It would seem that to each is given the heaven that is his heart’s desire.
A good country, truly, there beyond the grave.
I doubt not I shall leave our feast halls and raid your coasts of sun and flowers, and steal you away. My mother was so stolen.”
And in the pause I looked at her, and she looked at me, and dared to look.
And my blood ran fire.
By Odin, this was a woman!
What might have happened I know not, for Pilate, who had ceased from his talk with Ambivius and for some time had sat grinning, broke the pause.
“A rabbi, a Teutoberg rabbi!” he gibed. “A new preacher and a new doctrine come to Jerusalem.
Now will there be more dissensions, and riotings, and stonings of prophets.
The gods save us, it is a mad-house.
Lodbrog, I little thought it of you.
Yet here you are, spouting and fuming as wildly as any madman from the desert about what shall happen to you when you are dead.
One life at a time, Lodbrog. It saves trouble. It saves trouble.”
“Go on, Miriam, go on,” his wife cried.
She had sat entranced during the discussion, with hands tightly clasped, and the thought flickered up in my mind that she had already been corrupted by the religious folly of Jerusalem. At any rate, as I was to learn in the days that followed, she was unduly bent upon such matters.
She was a thin woman, as if wasted by fever.
Her skin was tight-stretched. Almost it seemed I could look through her hands did she hold them between me and the light.
She was a good woman, but highly nervous, and, at times, fancy-flighted about shades and signs and omens.
Nor was she above seeing visions and hearing voices.
As for me, I had no patience with such weaknesses.
Yet was she a good woman with no heart of evil. * * * * *
I was on a mission for Tiberius, and it was my ill luck to see little of Miriam.
On my return from the court of Antipas she had gone into Batan?a to Philip’s court, where was her sister.
Once again I was back in Jerusalem, and, though it was no necessity of my business to see Philip, who, though weak, was faithful to Roman will, I journeyed into Batan?a in the hope of meeting with Miriam.
Then there was my trip into Idum?a.
Also, I travelled into Syria in obedience to the command of Sulpicius Quirinius, who, as imperial legate, was curious of my first-hand report of affairs in Jerusalem.
Thus, travelling wide and much, I had opportunity to observe the strangeness of the Jews who were so madly interested in God.
It was their peculiarity.
Not content with leaving such matters to their priests, they were themselves for ever turning priests and preaching wherever they could find a listener.
And listeners they found a-plenty.
They gave up their occupations to wander about the country like beggars, disputing and bickering with the rabbis and Talmudists in the synagogues and temple porches.
It was in Galilee, a district of little repute, the inhabitants of which were looked upon as witless, that I crossed the track of the man Jesus.
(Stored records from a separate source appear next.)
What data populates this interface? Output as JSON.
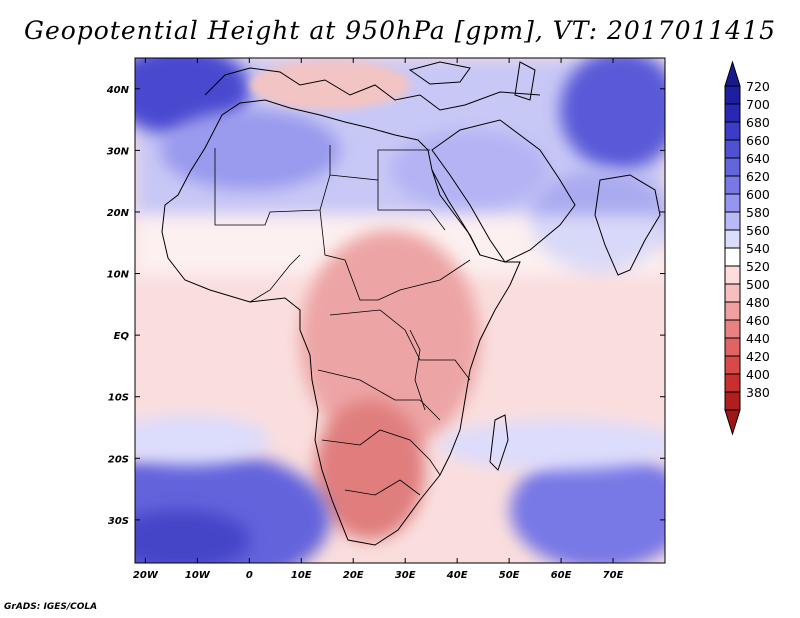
{
  "title": "Geopotential Height at 950hPa [gpm], VT: 2017011415",
  "credit": "GrADS: IGES/COLA",
  "lat_labels": [
    "40N",
    "30N",
    "20N",
    "10N",
    "EQ",
    "10S",
    "20S",
    "30S"
  ],
  "lat_values": [
    40,
    30,
    20,
    10,
    0,
    -10,
    -20,
    -30
  ],
  "lon_labels": [
    "20W",
    "10W",
    "0",
    "10E",
    "20E",
    "30E",
    "40E",
    "50E",
    "60E",
    "70E"
  ],
  "lon_values": [
    -20,
    -10,
    0,
    10,
    20,
    30,
    40,
    50,
    60,
    70
  ],
  "extent": {
    "lon_min": -22,
    "lon_max": 80,
    "lat_min": -37,
    "lat_max": 45
  },
  "colorbar": {
    "levels": [
      "720",
      "700",
      "680",
      "660",
      "640",
      "620",
      "600",
      "580",
      "560",
      "540",
      "520",
      "500",
      "480",
      "460",
      "440",
      "420",
      "400",
      "380"
    ],
    "colors": [
      "#1e1ea0",
      "#2828b4",
      "#3c3cc8",
      "#5050d2",
      "#6464dc",
      "#7878e6",
      "#9696f0",
      "#b9b9f8",
      "#dcdcfc",
      "#ffffff",
      "#fcdcdc",
      "#f8bebe",
      "#f0a0a0",
      "#e88282",
      "#e06464",
      "#d84a4a",
      "#c83030",
      "#b01e1e"
    ],
    "top_arrow_color": "#1a1a90",
    "bottom_arrow_color": "#a01616"
  },
  "colors": {
    "frame": "#000000",
    "ocean_base": "#f6d4d2",
    "land_low": "#e8928e",
    "deep_blue": "#4444c8"
  }
}
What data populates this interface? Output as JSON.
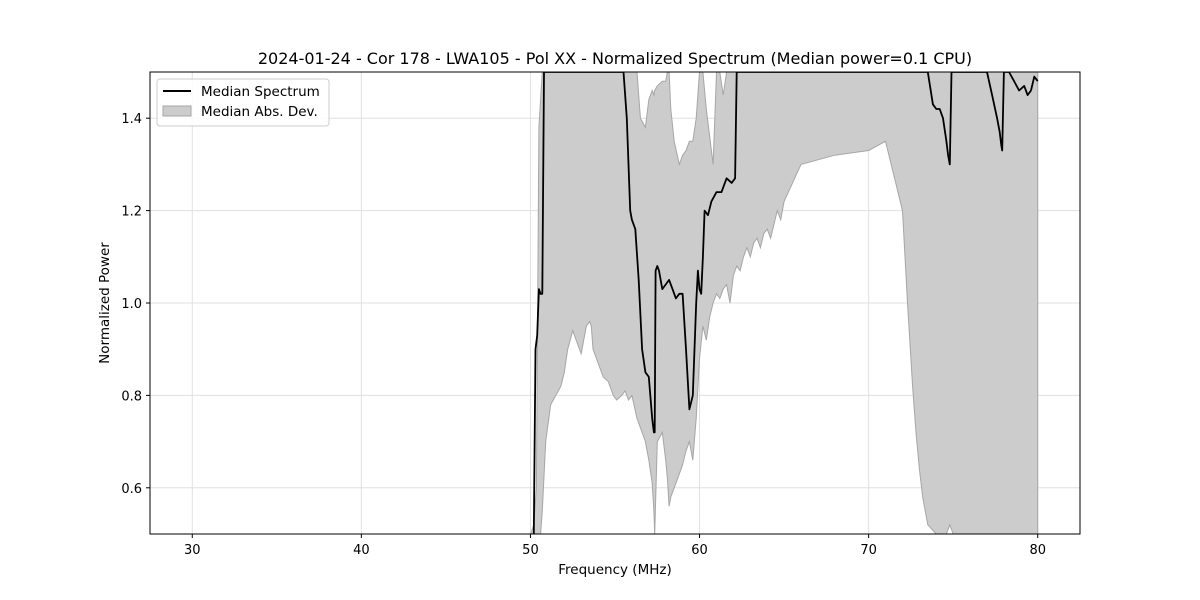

It seems that he had been a carpenter, and after that a fisherman, and that his fellow-fishermen had ceased dragging their nets and followed him in his wandering life.
Some few looked upon him as a prophet, but the most contended that he was a madman.
My wretched horse-boy, himself claiming Talmudic knowledge second to none, sneered at Jesus, calling him the king of the beggars, calling his doctrine Ebionism, which, as he explained to me, was to the effect that only the poor should win to heaven, while the rich and powerful were to burn for ever in some lake of fire.
It was my observation that it was the custom of the country for every man to call every other man a madman.
In truth, in my judgment, they were all mad. There was a plague of them.
They cast out devils by magic charms, cured diseases by the laying on of hands, drank deadly poisons unharmed, and unharmed played with deadly snakes—or so they claimed.
They ran away to starve in the deserts.
They emerged howling new doctrine, gathering crowds about them, forming new sects that split on doctrine and formed more sects.
“By Odin,” I told Pilate, “a trifle of our northern frost and snow would cool their wits.
This climate is too soft.
In place of building roofs and hunting meat, they are ever building doctrine.”
“And altering the nature of God,” Pilate corroborated sourly. “A curse on doctrine.”
“So say I,” I agreed. “If ever I get away with unaddled wits from this mad land, I’ll cleave through whatever man dares mention to me what may happen after I am dead.”
Never were such trouble makers.
Everything under the sun was pious or impious to them.
They, who were so clever in hair-splitting argument, seemed incapable of grasping the Roman idea of the State.
Everything political was religious; everything religious was political.
Thus every procurator’s hands were full.